Cela ne se passa pas sans que le comte d'Ourem ne fasse part à Fatima de ses certitudes chrétiennes et que la belle captive ne se convertisse. Fatima se fit baptiser, puis confirmer, elle se mit à pratiquer les enseignements de l'Evangile avec une profonde conviction.

Est-il besoin de dire que le passage de l'état d'esclave musulmane à celui de comtesse d'Ourem ne se fit pas sans heurt avec le racisme et l'ostracisme de l'époque ? L'amour fut le plus fort et Fatima peut être considérée comme un symbole de la victoire au Portugal des principes de l'Evangile sur les tabous sociaux et les préjugés mesquins.

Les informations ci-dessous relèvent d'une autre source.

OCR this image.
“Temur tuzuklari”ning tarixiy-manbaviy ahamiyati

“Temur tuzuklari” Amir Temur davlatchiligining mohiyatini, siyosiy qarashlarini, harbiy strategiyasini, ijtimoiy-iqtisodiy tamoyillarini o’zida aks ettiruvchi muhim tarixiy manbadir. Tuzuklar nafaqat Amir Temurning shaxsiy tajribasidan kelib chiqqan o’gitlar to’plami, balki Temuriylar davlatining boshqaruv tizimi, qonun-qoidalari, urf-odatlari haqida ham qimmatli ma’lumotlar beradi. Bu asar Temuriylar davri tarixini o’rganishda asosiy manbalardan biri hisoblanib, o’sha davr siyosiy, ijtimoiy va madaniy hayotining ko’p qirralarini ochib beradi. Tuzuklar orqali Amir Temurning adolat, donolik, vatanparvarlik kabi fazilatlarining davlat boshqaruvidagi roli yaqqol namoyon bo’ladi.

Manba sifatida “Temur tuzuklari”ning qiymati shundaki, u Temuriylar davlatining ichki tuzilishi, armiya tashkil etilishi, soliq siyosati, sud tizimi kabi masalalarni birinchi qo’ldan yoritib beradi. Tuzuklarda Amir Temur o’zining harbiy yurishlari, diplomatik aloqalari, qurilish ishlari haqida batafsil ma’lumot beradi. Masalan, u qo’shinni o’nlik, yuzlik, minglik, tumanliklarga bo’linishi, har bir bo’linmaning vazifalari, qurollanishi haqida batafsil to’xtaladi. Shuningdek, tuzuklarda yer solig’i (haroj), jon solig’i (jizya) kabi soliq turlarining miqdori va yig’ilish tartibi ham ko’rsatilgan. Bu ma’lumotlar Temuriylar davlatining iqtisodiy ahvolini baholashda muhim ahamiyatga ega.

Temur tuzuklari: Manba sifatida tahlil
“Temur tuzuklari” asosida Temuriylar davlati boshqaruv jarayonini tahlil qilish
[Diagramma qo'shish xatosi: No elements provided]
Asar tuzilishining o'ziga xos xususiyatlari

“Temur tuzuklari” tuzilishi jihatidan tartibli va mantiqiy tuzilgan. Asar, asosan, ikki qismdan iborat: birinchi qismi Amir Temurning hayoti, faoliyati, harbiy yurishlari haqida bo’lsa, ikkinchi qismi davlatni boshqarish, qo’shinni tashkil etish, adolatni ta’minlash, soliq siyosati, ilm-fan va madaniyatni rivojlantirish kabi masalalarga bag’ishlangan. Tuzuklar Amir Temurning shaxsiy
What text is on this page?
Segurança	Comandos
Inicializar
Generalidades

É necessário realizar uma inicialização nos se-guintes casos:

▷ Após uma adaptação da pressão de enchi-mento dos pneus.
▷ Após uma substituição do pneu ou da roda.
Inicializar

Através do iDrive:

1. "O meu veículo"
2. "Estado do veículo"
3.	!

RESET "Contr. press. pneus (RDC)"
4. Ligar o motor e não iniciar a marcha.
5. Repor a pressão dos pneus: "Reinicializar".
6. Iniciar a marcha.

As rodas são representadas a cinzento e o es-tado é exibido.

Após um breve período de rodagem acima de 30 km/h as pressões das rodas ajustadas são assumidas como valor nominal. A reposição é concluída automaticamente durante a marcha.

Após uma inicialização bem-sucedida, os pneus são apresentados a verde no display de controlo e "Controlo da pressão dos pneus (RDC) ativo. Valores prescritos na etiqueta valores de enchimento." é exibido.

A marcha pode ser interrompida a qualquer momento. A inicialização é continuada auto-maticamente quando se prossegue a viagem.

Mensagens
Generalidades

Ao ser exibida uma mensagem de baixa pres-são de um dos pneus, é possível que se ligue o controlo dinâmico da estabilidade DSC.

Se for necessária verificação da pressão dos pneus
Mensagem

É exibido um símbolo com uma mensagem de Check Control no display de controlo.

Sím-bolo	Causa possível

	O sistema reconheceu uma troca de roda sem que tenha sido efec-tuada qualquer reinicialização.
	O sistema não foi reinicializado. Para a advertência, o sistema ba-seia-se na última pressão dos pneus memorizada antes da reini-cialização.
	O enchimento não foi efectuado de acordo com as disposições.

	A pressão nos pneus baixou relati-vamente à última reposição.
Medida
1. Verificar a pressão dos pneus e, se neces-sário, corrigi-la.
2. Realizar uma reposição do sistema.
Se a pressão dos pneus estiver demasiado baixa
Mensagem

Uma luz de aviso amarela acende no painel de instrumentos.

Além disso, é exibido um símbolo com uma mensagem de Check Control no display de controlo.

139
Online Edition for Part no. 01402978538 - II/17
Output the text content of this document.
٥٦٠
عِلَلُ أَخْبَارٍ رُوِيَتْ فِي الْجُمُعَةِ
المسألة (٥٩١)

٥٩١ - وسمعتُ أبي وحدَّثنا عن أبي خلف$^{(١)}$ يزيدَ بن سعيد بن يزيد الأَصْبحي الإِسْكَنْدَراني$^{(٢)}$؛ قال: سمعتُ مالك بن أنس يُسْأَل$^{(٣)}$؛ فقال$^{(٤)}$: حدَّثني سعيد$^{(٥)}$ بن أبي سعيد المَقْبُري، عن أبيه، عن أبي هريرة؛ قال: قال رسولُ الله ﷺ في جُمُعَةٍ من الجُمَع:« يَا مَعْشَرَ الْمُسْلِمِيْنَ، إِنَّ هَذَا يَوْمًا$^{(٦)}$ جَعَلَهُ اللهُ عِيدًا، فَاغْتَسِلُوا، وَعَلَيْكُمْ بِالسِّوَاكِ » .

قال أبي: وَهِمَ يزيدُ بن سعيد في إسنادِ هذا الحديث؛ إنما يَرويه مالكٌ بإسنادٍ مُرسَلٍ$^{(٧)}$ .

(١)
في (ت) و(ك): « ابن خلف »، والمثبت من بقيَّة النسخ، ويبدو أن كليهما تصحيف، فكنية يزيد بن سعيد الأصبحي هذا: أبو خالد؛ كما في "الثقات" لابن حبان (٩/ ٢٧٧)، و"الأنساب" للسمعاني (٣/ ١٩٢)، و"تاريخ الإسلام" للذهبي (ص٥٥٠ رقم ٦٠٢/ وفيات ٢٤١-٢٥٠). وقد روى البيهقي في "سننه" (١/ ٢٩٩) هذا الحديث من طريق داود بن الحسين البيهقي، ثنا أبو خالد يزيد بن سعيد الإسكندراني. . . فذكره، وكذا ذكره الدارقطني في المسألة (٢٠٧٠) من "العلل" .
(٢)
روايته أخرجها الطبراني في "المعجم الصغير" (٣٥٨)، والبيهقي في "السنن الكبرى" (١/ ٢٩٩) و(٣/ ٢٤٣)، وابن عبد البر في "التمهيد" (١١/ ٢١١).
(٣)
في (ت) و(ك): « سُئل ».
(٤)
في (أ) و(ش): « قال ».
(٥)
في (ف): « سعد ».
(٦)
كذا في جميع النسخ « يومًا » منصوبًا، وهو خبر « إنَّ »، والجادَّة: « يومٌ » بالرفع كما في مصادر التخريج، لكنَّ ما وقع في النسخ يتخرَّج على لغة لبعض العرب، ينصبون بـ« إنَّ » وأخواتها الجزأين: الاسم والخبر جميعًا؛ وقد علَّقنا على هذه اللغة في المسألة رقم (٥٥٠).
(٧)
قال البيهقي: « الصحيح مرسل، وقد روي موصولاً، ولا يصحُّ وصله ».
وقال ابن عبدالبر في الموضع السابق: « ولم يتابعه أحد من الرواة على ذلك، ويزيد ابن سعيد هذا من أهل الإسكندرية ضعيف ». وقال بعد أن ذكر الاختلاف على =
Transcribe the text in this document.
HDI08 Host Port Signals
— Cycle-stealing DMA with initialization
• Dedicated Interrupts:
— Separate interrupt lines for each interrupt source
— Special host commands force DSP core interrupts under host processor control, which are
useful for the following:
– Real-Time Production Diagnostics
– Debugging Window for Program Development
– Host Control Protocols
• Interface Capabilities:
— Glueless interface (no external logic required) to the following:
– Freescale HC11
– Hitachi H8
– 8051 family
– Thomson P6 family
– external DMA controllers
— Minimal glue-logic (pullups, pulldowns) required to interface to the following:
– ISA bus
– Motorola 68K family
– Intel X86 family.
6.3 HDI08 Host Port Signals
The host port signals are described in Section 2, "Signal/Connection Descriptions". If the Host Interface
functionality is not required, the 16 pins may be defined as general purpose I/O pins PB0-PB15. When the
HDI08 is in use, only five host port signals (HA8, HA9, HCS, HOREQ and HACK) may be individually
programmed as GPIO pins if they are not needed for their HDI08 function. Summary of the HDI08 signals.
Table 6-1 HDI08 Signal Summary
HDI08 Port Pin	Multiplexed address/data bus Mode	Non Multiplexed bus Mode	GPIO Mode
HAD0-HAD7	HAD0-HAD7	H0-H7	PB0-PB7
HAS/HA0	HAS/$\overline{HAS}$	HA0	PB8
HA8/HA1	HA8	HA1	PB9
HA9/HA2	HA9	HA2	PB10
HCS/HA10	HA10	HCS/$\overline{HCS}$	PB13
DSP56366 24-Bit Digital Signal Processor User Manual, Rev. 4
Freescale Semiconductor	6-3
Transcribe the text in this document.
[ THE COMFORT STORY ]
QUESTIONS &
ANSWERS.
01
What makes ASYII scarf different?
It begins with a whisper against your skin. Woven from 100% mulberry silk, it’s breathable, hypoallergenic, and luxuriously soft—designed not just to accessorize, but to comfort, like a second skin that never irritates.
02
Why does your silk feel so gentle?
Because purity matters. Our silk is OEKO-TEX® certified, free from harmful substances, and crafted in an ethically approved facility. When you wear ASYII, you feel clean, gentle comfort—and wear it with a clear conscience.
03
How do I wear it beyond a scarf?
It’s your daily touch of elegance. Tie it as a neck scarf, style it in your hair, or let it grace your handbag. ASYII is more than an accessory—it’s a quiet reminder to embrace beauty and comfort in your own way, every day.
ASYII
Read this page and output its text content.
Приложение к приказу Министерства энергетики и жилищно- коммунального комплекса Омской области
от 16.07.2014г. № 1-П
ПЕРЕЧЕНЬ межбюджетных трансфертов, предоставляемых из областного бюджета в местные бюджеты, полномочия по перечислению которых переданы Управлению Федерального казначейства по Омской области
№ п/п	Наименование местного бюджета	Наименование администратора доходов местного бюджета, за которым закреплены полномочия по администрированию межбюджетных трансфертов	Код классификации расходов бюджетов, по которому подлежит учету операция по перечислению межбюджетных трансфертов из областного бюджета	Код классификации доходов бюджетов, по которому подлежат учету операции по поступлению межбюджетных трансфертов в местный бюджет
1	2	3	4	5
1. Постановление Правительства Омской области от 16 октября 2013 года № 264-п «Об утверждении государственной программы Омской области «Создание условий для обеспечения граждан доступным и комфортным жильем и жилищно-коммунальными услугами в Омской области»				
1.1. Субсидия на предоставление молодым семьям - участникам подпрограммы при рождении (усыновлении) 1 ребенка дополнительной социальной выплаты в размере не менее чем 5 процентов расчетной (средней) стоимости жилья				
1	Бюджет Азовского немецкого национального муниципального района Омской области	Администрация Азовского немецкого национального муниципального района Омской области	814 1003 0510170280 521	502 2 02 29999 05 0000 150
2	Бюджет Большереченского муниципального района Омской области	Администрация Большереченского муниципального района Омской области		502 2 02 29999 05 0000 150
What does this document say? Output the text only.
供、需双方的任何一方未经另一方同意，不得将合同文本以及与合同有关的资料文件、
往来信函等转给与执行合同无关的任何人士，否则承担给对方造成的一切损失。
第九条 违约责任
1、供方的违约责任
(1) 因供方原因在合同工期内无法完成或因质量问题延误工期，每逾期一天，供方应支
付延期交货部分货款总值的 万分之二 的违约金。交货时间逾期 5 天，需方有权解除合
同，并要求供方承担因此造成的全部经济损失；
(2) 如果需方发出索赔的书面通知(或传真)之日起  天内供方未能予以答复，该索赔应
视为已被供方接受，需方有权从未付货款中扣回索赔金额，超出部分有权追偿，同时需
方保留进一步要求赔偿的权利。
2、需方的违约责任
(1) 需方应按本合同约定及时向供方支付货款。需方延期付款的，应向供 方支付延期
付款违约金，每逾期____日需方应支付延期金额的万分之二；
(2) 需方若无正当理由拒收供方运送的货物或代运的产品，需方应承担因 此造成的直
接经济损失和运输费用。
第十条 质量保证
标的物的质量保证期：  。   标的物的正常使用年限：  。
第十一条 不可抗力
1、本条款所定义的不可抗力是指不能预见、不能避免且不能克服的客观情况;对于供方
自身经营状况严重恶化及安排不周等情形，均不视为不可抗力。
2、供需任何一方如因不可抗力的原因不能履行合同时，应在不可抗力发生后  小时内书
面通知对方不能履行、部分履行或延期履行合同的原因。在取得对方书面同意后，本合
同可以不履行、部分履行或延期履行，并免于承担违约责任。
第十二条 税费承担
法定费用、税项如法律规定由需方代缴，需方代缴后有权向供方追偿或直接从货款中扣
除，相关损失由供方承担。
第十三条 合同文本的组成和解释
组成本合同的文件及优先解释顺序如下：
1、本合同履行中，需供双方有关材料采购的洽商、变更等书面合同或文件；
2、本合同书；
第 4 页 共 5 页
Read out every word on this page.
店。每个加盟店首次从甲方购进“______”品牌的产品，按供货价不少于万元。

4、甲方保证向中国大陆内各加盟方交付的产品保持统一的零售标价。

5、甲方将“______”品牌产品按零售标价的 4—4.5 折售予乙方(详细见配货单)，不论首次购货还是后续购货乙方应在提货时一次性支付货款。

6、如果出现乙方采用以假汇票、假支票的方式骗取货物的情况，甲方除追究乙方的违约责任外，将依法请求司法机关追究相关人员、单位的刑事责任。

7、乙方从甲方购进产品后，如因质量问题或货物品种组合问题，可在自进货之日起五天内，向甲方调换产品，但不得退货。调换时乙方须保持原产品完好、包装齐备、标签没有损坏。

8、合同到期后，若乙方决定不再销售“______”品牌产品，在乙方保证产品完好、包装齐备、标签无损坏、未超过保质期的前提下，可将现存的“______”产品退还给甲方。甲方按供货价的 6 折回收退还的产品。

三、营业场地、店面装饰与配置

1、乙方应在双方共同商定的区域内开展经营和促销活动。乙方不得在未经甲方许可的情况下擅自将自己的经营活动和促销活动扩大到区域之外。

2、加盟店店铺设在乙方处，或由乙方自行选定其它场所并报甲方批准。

Quand Fatima mourut le comte en conçut un tel chagrin qu'il se réfugia dans l'ordre de Citeaux que venait de fonder Saint Bernard (le guide des chevaliers templiers) et, après un noviciat au couvent d'Alcobaca, il revint sur ses terres pour y fonder sur la montagne un prieuré rattaché à l'ordre cistercien. Mais le souvenir de la belle et douce Fatima ne le quittait pas, et il fit transporter son corps pour qu'elle ait sa tombe auprès de lui. Peu à peu il se fonda un culte pour celle que la foi populaire considérait comme une sainte et le nom de Fatima resta au lieu-dit.

La première chose que nous voulons souligner c'est que la Vierge semble affectionner d'apparaître en un lieu où la tradition garde le souvenir d'une très belle histoire d'amour et, à ce titre, il pourrait être instructif d'étudier l'histoire des lieux de ses apparitions.

Le Diocèse Interdit

En 1881, une décision arbitraire, un "caprice" disent certains du pape Léon XIII supprime d'un trait de plume l'antique petit diocèse, pourtant riche de souvenirs, de Leira, où se trouve Fatima. Cet acte injuste devait d'autant plus heurter la sensibilité des portugais que le décret pontifical éparpillait tout d'un coup les cinquante-cinq paroisses qui formaient une unité spirituelle, donnant les unes au diocèse de Lisbonne, les autres au diocèse de Coimbra.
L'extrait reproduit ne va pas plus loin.